A global mining firm revealed the power of such efforts when it applied advanced analytics to its work sites. To reduce equipment downtime, it first created a model that assessed the likelihood of machinery failure based on a range of factors, such as the number of operating hours, weather conditions, and average load. The company then created a model that could detect incipient failures based on various sensor inputs, including motor voltage, current, and temperature. Together, the analyses helped the company develop a solution for eliminating early conveyor-belt failures. During an integration, when companies are merging operations, similar analyses could help them develop efficient solutions to common problems. These analytics might be particularly helpful when trying to address issues at the target business, since they may have little understanding of root causes or potential solutions.
The same logic applies to increasing the efficacy of employees or groups. In sales, for instance, merging companies may have significant coverage overlaps. Leaders can eliminate these by gathering data on territories, customers, workloads, and travel patterns. After mapping all coverage overlaps, either within a single company or across both, they should apply advanced analytics to understand the underlying market. For instance, construction players could analyze the number of roads, buildings, and people in specific locations to identify future growth pockets.

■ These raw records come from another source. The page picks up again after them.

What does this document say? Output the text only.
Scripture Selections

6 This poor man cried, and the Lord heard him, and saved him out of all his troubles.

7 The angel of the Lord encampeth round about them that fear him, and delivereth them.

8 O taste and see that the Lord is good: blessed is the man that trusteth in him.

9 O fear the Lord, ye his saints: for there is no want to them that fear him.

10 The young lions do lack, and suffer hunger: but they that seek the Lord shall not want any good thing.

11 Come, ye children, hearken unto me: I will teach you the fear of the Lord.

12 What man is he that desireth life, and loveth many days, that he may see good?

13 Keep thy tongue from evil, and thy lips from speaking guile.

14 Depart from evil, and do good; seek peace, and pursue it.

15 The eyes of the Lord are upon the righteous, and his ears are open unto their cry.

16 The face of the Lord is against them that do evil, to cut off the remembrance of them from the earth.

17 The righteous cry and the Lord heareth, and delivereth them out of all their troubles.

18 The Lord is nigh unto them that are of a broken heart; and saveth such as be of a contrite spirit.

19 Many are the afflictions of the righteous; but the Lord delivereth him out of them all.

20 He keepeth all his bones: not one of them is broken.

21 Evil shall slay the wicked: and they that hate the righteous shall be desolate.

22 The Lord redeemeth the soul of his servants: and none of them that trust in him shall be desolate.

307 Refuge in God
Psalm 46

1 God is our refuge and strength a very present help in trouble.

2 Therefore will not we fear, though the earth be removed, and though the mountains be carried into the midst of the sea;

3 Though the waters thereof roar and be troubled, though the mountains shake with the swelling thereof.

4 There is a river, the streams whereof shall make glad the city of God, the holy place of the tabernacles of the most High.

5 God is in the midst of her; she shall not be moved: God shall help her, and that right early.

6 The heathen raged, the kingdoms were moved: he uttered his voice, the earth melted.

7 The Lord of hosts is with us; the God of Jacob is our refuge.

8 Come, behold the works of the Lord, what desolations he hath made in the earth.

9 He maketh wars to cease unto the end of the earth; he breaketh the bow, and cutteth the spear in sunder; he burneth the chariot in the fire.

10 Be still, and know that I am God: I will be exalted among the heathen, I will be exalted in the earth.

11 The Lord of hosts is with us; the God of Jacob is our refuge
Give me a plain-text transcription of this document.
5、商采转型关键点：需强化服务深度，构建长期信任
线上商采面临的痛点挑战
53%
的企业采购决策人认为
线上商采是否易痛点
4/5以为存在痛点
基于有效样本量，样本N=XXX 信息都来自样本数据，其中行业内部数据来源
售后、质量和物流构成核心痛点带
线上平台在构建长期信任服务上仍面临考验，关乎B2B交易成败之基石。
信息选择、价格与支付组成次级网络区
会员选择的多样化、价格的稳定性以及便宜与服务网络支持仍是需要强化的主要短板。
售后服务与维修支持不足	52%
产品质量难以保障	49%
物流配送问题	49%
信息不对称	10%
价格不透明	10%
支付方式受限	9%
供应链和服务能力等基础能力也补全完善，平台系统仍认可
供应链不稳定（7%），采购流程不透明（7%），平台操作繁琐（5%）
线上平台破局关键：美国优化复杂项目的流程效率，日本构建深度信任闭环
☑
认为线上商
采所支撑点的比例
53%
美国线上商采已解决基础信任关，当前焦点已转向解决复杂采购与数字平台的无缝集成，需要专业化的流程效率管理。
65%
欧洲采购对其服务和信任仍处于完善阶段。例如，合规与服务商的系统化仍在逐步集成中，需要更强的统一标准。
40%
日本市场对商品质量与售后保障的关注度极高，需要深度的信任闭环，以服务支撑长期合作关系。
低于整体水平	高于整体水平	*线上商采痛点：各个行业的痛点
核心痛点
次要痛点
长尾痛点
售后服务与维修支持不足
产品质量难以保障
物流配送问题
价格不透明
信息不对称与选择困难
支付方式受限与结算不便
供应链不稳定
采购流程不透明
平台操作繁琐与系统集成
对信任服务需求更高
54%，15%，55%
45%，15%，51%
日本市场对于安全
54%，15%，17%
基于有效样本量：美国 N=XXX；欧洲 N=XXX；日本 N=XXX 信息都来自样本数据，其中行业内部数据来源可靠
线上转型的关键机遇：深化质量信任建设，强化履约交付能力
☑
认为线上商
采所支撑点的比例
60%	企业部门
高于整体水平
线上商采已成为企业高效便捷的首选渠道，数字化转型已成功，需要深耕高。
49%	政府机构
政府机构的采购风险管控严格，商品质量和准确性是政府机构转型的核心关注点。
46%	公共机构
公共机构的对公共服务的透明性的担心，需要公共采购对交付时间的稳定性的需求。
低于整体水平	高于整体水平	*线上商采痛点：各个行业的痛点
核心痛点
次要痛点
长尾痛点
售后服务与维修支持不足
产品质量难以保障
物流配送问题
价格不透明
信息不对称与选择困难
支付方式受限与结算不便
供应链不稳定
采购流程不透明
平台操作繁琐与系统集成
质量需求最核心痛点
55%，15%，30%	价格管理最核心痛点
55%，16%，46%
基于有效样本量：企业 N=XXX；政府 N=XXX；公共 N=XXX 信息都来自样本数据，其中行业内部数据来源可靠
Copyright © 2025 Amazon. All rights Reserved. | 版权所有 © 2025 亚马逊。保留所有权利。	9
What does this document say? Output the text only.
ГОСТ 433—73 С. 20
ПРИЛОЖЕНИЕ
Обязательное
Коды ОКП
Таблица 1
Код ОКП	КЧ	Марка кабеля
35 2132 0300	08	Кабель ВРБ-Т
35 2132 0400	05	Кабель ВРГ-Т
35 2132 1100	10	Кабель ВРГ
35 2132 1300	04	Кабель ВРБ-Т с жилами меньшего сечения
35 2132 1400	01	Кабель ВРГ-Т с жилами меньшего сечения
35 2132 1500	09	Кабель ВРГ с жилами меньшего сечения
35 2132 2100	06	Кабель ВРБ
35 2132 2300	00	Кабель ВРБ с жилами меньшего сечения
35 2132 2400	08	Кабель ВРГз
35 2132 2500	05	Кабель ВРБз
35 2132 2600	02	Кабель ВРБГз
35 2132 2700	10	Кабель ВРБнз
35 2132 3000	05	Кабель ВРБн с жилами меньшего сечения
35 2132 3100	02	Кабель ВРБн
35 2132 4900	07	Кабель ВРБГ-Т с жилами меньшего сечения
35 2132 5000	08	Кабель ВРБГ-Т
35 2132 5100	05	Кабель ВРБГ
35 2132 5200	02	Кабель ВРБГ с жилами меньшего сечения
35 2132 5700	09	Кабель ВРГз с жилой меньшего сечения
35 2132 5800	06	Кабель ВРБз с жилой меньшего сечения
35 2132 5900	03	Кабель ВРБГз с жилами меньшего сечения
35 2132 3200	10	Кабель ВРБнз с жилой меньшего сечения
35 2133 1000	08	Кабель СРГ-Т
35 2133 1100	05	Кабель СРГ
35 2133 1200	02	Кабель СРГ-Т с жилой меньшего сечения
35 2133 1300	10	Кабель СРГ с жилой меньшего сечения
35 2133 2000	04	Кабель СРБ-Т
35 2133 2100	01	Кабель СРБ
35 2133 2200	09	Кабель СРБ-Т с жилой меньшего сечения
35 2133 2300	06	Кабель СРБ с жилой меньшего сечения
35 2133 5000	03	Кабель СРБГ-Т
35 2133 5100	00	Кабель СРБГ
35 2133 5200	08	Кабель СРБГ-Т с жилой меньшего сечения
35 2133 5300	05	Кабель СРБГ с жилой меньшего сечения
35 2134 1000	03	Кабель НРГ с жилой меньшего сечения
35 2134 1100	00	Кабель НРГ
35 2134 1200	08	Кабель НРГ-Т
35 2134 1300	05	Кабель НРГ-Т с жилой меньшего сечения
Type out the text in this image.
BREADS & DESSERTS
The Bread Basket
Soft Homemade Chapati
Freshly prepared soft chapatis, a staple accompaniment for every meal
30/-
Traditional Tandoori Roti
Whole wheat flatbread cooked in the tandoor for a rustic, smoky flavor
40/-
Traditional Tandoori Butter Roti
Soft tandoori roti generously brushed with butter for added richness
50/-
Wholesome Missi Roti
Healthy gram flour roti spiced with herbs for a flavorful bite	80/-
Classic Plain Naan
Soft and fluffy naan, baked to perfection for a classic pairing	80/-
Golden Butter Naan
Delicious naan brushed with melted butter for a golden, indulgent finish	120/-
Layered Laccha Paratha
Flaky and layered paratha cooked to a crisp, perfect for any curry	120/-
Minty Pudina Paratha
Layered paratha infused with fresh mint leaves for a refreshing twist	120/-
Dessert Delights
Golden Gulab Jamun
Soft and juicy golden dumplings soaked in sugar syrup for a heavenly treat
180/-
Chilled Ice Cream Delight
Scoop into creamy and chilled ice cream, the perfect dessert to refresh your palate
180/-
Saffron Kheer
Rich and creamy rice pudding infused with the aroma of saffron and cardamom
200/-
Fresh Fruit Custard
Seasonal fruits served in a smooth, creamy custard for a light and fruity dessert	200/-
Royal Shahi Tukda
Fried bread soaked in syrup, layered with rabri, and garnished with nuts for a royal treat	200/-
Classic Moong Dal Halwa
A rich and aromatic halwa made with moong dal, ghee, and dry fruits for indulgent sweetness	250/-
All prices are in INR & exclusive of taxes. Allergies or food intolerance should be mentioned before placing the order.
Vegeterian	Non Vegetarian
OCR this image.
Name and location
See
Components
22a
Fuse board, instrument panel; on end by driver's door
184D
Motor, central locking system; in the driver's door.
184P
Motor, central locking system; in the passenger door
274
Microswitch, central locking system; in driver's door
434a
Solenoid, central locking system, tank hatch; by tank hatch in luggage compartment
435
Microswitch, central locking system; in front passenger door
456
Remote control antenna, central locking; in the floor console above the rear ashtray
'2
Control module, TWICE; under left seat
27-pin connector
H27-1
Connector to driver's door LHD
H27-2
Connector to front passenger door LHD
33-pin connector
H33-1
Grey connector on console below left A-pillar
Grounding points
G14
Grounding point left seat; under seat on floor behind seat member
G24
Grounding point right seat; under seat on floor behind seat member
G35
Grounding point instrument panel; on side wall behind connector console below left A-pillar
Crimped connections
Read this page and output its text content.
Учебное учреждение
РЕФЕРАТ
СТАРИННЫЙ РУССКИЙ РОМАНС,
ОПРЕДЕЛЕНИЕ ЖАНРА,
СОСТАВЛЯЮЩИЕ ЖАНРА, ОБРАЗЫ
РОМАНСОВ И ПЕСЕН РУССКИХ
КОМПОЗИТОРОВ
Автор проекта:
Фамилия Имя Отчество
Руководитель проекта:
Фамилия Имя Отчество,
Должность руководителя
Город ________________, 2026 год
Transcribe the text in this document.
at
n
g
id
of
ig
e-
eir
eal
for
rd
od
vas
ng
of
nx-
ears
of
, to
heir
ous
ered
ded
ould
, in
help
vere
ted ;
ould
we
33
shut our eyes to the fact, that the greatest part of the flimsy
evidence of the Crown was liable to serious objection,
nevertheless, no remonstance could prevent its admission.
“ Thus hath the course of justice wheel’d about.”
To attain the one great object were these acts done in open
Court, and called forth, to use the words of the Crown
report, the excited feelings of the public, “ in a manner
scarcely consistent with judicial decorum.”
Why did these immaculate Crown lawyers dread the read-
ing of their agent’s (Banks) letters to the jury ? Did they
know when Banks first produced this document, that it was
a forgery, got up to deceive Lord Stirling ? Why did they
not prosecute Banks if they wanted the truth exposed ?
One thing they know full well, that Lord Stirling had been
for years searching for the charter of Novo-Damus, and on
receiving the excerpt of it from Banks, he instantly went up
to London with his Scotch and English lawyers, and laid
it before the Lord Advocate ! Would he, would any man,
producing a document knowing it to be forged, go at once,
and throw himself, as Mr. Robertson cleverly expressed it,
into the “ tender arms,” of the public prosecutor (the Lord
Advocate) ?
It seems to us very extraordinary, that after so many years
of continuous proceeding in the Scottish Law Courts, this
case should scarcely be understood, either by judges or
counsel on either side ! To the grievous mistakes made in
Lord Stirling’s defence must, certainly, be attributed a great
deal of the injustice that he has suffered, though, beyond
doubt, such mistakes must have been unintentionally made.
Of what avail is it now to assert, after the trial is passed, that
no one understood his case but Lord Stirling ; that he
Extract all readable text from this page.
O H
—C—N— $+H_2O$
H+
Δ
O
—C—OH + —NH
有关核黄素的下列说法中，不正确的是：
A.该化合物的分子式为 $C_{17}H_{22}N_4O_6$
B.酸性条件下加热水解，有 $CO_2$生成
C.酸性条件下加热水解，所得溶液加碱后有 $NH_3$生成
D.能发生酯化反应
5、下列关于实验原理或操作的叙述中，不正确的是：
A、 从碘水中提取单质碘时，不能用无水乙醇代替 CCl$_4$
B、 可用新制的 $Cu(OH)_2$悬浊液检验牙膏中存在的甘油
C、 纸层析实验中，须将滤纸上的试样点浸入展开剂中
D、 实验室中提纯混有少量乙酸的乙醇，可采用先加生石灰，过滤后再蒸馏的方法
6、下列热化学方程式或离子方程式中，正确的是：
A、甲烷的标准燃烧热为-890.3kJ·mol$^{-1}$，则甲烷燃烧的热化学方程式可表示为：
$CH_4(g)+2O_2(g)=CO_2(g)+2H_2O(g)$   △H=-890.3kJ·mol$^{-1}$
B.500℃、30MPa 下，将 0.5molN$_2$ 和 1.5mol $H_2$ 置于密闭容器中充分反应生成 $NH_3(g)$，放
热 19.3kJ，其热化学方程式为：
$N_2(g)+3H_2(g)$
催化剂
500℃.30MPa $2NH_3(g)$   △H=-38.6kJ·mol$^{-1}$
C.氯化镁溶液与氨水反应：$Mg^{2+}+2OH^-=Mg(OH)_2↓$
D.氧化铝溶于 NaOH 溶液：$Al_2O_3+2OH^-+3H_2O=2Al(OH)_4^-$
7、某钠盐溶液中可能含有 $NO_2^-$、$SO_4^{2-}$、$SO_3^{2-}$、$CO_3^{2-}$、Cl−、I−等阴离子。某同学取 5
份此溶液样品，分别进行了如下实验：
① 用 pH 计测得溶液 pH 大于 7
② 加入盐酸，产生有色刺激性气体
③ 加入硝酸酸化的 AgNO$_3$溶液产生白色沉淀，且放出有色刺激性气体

The tried-and-true strategies for merging two companies will get the job done, but it’s time to add advanced analytics to the equation. Of course, such efforts may be more difficult during a transaction, when everyone is busy and leaders are occupied with pressing integration tasks—and that means success may require additional staff or resources, such as the addition of data scientists. Companies must also prioritize their advanced-analytics initiatives during integration, since they cannot feasibly pursue every promising opportunity. While advanced analytics may require some up-front investment, they will ultimately increase deal value. They will also reduce stress for everyone involved in integration by deepening insights, increasing transparency, and accelerating timelines—and that gives advanced analytics a value that goes far beyond the bottom line.